Another insurer, Priority Health, said it currently bars the coverage of Nuedexta for dementia patients on non-Medicare, commercial plans, based on the lack of clinical testing for this population. In response to the CMS memo, the insurer plans to add a prior authorization to its Medicare plans as well, though it said that because CMS is strict about what requirements can be included in these, it is unlikely that the same dementia restriction it has for commercial plans will be allowed. And BlueCross BlueShield of Arizona, the insurer that wrote the letter to the FDA, said it has had a prior authorization for Nuedexta in place since 2011 and requires documentation confirming a PBA diagnosis in order for Nuedexta claims to be approved. It said there are very limited numbers of these prescriptions being filled by its members and that it is "providing adequate oversight."

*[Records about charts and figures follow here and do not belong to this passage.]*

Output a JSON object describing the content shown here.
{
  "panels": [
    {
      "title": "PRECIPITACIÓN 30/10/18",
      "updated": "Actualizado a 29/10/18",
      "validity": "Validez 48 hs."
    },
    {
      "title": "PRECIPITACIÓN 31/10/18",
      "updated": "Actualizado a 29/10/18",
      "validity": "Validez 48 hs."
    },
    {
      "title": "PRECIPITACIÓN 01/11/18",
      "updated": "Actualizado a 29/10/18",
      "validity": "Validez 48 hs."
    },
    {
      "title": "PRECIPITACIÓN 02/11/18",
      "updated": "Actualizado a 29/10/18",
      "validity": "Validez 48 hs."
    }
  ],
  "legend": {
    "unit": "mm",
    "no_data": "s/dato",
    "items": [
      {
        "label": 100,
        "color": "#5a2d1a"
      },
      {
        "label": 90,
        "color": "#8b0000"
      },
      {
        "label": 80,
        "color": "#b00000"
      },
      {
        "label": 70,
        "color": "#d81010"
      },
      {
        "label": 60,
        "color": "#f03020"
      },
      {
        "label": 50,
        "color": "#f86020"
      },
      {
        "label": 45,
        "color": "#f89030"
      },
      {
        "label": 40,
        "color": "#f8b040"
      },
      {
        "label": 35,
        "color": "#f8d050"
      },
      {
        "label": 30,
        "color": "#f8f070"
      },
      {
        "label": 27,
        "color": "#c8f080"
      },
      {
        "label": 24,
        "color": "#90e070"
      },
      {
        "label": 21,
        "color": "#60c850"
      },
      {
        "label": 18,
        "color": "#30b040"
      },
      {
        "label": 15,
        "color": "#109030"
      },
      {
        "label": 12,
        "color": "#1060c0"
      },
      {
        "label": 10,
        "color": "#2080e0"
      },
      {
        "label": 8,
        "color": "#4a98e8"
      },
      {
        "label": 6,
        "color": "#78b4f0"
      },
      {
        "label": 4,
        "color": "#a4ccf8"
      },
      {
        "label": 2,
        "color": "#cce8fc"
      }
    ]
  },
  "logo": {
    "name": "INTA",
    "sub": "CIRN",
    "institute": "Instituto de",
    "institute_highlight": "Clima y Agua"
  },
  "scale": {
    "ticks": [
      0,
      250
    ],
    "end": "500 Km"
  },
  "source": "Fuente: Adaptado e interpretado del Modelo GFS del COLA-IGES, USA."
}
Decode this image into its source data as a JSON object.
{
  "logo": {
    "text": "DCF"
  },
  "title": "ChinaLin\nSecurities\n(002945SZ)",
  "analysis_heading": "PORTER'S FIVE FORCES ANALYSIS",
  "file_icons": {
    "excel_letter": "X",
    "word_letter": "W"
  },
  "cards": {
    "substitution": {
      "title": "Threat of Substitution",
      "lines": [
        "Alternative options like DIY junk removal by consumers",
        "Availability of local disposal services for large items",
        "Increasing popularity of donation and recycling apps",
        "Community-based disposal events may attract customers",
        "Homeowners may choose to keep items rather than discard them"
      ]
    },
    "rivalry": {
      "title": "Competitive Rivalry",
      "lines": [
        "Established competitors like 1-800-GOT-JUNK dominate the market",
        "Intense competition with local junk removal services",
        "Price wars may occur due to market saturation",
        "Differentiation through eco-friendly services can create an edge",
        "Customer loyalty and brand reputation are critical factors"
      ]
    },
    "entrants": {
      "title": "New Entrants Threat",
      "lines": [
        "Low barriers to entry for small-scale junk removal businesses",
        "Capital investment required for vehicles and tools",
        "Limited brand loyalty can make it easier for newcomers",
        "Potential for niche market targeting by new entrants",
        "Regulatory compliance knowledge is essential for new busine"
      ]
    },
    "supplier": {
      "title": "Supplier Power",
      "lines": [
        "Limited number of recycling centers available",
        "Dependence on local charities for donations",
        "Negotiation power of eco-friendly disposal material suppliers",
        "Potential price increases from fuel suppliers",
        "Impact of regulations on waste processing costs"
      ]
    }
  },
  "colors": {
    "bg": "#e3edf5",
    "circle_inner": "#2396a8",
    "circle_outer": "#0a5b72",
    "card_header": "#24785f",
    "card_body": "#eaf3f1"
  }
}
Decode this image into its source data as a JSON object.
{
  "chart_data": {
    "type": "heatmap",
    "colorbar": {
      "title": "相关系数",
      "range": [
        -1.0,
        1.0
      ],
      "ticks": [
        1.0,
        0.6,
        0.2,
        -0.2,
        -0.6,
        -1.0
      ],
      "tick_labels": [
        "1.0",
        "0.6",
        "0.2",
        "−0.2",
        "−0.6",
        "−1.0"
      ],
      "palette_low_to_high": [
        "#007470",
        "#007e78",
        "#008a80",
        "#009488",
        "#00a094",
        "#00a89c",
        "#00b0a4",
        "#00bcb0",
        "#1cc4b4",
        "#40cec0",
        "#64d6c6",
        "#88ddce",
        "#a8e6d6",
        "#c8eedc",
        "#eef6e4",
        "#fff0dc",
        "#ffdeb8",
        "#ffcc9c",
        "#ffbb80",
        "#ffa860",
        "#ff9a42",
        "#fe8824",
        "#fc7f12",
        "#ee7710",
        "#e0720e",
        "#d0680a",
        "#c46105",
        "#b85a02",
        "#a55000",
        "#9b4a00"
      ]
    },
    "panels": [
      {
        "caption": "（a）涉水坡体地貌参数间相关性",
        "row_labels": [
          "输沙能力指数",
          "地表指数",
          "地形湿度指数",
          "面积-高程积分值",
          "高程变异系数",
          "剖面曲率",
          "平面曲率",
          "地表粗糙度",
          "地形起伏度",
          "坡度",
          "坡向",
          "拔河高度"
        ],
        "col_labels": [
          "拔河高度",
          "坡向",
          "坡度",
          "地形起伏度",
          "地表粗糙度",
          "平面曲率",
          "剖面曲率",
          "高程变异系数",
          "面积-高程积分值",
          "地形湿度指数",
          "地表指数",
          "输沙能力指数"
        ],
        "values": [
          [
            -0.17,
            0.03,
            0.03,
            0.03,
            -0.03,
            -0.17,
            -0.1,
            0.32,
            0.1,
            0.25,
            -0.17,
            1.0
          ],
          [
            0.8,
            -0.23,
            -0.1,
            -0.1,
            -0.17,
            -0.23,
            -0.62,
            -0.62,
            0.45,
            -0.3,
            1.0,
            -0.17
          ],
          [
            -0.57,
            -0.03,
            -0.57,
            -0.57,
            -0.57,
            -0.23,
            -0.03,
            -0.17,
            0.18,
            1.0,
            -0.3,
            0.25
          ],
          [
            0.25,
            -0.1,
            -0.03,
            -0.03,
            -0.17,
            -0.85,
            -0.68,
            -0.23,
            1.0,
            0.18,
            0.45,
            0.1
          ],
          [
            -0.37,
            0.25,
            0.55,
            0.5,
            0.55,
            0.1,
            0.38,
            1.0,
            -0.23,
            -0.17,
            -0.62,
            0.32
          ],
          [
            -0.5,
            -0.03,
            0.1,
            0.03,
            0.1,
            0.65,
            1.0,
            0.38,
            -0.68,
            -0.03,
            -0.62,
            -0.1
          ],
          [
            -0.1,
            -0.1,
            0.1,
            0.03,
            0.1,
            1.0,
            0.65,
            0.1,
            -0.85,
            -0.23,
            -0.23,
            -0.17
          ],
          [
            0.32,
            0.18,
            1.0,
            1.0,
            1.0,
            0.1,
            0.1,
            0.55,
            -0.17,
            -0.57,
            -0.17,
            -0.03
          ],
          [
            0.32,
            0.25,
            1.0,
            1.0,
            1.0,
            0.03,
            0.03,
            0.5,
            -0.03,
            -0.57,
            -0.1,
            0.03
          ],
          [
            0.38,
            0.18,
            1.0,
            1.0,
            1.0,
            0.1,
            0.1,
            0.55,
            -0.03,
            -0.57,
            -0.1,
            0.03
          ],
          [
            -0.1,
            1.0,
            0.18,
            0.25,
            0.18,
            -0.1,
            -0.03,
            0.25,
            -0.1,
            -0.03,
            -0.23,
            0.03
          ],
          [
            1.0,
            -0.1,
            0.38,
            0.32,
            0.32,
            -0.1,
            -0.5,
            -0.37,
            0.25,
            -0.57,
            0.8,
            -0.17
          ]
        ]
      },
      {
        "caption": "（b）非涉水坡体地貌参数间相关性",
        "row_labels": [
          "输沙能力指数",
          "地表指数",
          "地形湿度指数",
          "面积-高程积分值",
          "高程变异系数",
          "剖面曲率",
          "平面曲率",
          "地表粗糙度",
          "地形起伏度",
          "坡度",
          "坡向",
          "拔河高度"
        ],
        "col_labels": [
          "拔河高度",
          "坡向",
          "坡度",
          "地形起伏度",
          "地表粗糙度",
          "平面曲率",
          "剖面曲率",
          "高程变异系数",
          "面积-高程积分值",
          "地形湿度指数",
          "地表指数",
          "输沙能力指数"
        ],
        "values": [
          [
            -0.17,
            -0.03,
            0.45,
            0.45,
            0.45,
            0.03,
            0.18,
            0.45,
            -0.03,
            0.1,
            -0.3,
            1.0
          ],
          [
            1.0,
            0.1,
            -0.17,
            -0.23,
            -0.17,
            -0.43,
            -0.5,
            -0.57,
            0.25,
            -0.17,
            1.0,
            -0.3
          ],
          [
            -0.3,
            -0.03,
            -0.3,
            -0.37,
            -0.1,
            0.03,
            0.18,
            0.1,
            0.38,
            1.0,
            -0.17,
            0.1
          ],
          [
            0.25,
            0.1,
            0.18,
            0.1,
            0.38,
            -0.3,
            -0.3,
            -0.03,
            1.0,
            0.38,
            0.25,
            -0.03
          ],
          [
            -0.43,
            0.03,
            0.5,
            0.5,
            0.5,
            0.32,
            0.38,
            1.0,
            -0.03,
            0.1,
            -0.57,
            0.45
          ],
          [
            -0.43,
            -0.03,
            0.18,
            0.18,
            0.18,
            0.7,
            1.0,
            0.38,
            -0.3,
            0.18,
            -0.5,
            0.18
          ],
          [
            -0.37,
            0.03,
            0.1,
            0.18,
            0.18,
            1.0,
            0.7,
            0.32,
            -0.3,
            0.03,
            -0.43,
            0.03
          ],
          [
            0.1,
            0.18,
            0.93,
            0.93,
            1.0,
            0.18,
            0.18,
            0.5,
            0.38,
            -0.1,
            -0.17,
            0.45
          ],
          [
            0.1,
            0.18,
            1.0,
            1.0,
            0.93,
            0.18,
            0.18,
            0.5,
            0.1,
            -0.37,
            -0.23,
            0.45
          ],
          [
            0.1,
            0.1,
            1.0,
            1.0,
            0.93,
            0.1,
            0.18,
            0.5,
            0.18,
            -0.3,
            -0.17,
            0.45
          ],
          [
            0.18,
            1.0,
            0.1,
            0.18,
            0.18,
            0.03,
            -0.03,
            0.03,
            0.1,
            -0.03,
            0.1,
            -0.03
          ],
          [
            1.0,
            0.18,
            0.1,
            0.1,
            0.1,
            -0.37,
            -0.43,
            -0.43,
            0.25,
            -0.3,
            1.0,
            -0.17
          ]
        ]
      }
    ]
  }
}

Avanir said in an email that prior authorization requests are common, and that Avanir wants to make sure that patients suffering from PBA have access to Nuedexta -- working with insurers to help facilitate this access.
These prior authorizations can hurt pharmaceutical sales by making it harder for prescriptions to be approved. Internal emails among Avanir employees, which were reviewed by CNN and detailed in previous reporting, showed that the sales force coached doctors and facility employees on how to fight for Medicare coverage of the drug if it was initially refused, with representatives celebrating when prior authorizations were lifted by specific insurance companies.
"I am really excite(d) to pass on this great news," said one employee in 2013 about a large insurer removing the prior authorization for Nuedexta. The employee said the action meant more than 4 million additional seniors could more easily be prescribed Nuedexta. "The entire field sales team should be proud of the efforts that went into demonstrating the appropriate demand for NUEDEXTA!!...This is a very important win for our company."
Correction: An earlier version of this story stated that an Avanir sales representative was "placing snacks like Slim Jims" on nursing stations to draw attention to lists of PBA symptoms. In the pharmaceutical industry, a "slim jim" can also refer to a marketing pamphlet. This article has been updated to reflect that "slim jim" was a reference to pamphlets.